In reading through market commentaries this morning, we saw a multitude of headlines highlighting the 10yr U.S. Treasury coming within decimals of 3%, with the high tick overnight registering 2.9957% according to Bloomberg. This comes as trade and geopolitical tensions appear to be fading, at least for the moment, and ahead of some key economic data set to be released over the next few trading sessions. While the headline data point comes Friday with the initial reading of Q1 GDP, more important will be inflation data, specifically the Personal Consumption Expenditure Index (PCE) that will be released on April 30 th .
GDP is expected to be 2% in Q1, down from 2.9% in Q4. However, most economists are predicting a rebound in Q2 and the second half of the year, a notion that has generally been accepted by not only market participants, but also by the Fed. Inflation however, is less certain. Core PCE, which strips out volatile components such as food and energy, is expected to register 2%, meeting the Fed’s target level. This hasn’t happened since 2012.

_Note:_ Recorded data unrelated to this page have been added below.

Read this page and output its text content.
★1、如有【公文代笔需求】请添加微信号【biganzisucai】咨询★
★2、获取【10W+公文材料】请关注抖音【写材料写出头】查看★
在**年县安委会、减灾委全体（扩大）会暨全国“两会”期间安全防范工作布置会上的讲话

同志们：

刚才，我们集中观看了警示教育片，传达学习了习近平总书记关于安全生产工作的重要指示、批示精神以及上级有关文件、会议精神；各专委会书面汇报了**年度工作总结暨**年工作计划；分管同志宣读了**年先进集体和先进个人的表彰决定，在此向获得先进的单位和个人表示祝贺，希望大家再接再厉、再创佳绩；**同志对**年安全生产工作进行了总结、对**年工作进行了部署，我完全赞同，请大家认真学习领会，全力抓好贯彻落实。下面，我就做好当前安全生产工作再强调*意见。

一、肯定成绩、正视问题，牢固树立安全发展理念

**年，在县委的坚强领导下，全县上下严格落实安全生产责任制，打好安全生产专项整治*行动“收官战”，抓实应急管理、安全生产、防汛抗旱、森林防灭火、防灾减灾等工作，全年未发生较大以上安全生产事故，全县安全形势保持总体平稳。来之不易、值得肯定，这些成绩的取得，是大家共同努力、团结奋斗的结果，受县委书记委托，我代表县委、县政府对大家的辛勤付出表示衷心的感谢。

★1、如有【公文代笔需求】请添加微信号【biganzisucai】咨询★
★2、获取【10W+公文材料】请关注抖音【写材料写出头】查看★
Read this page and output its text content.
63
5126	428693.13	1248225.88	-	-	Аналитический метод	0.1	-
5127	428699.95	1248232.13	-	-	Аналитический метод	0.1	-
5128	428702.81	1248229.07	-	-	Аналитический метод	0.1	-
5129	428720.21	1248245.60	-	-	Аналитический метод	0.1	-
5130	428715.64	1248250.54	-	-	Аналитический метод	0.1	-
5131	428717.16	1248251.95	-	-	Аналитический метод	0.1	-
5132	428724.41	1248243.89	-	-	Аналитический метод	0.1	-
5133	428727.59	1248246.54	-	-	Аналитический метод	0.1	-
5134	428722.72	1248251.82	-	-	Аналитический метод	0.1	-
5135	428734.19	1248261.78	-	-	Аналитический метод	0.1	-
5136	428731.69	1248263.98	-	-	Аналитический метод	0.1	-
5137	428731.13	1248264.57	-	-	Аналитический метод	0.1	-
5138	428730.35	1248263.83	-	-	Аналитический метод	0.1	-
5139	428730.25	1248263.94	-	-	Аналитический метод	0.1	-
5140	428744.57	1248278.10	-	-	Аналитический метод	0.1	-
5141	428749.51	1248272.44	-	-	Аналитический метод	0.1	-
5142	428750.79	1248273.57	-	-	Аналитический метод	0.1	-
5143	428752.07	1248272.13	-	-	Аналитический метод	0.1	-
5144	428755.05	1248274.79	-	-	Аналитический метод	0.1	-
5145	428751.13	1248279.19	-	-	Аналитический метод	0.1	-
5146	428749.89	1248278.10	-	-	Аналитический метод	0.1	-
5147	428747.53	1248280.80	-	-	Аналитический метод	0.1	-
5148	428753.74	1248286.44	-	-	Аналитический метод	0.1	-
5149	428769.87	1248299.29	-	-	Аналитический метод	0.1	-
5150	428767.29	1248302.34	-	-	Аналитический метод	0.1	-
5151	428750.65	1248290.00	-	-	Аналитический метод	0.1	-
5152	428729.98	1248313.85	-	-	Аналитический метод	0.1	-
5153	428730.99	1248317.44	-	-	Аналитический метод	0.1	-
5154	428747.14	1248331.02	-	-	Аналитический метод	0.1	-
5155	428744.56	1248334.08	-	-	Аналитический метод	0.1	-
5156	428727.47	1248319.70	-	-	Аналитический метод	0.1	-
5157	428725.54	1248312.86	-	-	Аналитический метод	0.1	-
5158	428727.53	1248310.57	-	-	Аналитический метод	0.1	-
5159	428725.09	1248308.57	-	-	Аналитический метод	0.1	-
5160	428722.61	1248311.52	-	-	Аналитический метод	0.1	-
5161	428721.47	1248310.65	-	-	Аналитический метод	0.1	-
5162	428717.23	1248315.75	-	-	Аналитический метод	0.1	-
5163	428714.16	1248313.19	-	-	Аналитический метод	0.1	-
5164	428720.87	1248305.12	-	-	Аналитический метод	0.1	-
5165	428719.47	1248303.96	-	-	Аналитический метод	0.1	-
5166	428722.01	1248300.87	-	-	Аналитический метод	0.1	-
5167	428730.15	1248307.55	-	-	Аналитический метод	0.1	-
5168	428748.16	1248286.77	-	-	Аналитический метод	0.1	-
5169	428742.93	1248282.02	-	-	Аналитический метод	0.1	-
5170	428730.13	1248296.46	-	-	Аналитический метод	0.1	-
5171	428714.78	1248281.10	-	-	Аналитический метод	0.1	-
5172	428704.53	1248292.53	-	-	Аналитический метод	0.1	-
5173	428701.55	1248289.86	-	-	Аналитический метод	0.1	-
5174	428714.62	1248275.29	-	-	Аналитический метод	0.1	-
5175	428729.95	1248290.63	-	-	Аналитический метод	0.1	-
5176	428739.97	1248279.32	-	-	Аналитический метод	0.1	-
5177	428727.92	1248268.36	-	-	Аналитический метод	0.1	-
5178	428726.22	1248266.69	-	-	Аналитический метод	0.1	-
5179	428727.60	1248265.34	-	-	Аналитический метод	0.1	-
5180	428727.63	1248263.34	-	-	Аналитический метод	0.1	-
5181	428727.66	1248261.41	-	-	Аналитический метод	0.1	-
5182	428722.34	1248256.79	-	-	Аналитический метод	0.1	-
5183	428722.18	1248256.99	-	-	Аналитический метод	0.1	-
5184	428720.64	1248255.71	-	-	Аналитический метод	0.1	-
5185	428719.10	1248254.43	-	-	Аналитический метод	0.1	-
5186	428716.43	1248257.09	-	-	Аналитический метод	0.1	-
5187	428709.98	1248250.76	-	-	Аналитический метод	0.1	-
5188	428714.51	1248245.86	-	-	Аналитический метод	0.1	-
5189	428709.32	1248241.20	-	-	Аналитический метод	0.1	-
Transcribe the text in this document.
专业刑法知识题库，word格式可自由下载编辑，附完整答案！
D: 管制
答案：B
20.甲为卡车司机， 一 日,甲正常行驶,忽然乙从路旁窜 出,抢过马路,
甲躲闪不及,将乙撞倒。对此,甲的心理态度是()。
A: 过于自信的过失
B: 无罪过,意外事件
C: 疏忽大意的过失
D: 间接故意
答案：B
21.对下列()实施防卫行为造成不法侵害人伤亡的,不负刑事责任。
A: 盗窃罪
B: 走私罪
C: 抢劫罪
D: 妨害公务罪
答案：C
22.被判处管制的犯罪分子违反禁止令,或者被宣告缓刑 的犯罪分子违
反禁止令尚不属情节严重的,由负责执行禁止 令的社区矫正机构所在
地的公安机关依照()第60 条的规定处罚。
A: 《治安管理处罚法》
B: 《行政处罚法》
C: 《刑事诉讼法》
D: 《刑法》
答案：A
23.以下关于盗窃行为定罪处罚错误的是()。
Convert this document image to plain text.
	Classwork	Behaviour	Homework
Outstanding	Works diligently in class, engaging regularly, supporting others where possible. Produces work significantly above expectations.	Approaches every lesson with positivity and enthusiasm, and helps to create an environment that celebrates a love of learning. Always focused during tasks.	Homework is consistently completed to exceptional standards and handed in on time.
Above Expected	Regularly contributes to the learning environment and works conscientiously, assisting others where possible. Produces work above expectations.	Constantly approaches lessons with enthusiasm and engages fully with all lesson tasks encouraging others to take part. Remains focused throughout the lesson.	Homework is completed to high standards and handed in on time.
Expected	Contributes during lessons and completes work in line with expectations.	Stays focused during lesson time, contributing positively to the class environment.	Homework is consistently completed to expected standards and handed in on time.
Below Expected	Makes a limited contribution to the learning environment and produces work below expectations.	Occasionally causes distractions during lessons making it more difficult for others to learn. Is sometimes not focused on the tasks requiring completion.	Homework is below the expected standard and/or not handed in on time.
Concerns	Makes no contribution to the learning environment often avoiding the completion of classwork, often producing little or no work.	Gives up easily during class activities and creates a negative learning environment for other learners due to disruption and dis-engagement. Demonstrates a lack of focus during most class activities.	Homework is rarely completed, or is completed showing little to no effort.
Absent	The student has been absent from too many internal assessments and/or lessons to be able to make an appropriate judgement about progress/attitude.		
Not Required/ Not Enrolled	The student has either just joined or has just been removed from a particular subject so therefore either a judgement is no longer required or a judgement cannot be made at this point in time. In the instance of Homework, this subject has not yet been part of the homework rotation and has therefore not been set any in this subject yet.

The ability for inflation to not only hit 2%, but sustain this level, will be key for how the market trades in the coming weeks and months as inflation is a key input into the level of long term rates (i.e. where the 10yr goes from here) and the pace at which the Fed continues to tighten monetary policy. This pace is what we are watching closely as we believe it will impact not just U.S. Treasury prices, but riskier sectors of the bond market as well, a point we discussed on our recent 1Q fixed income market call (a replay of which can be obtained upon request). So is the 3% level the make or break point for bonds? That is a difficult call, but how inflation develops will be a key clue in answering the question.